Prazo para contestar devolução do Pix passa de 30 para 80 dias

Prazo para contestar devolução do Pix passa de 30 para 80 dias

O Banco Central ampliou de 30 para 80 dias o prazo para contestar devoluções feitas pelo Mecanismo Especial de Devolução (MED). A mudança, prevista na Instrução Normativa BCB 766, vale a partir de 1º de setembro de 2026.

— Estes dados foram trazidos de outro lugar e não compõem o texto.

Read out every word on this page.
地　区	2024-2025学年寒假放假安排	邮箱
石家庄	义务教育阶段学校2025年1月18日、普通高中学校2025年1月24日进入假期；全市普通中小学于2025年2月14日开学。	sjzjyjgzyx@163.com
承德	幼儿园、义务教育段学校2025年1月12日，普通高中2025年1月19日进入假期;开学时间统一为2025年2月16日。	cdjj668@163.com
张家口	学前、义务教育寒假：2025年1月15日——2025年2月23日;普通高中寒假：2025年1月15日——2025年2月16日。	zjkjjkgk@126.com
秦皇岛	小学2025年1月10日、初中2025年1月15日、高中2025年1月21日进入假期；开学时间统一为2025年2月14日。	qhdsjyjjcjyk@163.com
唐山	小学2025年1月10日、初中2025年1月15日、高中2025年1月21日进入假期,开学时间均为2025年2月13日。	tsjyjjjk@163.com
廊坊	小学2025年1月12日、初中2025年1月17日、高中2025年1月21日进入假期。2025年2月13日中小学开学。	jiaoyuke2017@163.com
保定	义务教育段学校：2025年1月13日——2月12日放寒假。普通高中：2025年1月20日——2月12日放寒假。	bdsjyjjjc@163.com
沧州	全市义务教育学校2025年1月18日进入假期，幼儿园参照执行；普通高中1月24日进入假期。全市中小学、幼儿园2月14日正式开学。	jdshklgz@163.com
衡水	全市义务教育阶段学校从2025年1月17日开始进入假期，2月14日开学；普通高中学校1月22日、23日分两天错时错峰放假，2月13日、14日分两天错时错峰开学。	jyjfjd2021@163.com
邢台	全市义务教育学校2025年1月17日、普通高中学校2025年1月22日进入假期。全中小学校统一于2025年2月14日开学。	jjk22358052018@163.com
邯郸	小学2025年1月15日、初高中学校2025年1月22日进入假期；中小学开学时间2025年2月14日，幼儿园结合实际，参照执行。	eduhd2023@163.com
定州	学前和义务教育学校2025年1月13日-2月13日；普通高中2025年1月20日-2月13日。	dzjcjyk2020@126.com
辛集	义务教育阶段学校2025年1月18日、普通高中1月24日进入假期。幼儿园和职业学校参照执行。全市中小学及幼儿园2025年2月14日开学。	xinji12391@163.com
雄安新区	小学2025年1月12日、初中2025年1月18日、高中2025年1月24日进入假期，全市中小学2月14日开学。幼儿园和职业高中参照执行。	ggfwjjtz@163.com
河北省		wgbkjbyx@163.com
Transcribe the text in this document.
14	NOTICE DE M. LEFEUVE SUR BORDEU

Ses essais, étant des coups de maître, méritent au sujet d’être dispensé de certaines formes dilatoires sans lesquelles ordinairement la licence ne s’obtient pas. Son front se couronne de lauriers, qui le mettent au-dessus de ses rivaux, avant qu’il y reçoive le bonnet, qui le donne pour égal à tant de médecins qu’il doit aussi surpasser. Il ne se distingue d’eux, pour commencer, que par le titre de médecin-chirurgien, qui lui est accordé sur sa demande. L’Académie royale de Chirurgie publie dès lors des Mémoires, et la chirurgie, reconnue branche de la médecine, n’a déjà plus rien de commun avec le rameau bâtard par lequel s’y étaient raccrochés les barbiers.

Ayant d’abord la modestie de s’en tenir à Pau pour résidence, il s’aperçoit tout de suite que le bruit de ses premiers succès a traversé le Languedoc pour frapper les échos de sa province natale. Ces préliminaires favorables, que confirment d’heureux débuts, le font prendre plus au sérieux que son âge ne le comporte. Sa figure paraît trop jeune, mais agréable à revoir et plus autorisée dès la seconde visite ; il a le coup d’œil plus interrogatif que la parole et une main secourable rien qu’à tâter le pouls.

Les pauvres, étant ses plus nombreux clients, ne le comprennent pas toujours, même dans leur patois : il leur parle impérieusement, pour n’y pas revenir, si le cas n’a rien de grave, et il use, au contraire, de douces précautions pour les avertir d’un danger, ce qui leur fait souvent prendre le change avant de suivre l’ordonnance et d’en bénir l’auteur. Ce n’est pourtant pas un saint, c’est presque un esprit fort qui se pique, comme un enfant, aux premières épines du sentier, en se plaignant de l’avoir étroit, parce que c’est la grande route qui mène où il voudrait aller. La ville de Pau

O Banco Central determinou, no Brasil, que a partir de 1º de setembro de 2026 o prazo para contestar uma devolução realizada pelo Mecanismo Especial de Devolução (MED) passe de 30 para 80 dias.

A alteração atinge duas situações: quem enviou um Pix e foi vítima de fraude tem até 80 dias contados da transferência para solicitar o MED; quem recebeu um Pix de forma legítima, mas teve a devolução considerada indevida, tem 80 dias a partir da data da devolução para contestá‑la.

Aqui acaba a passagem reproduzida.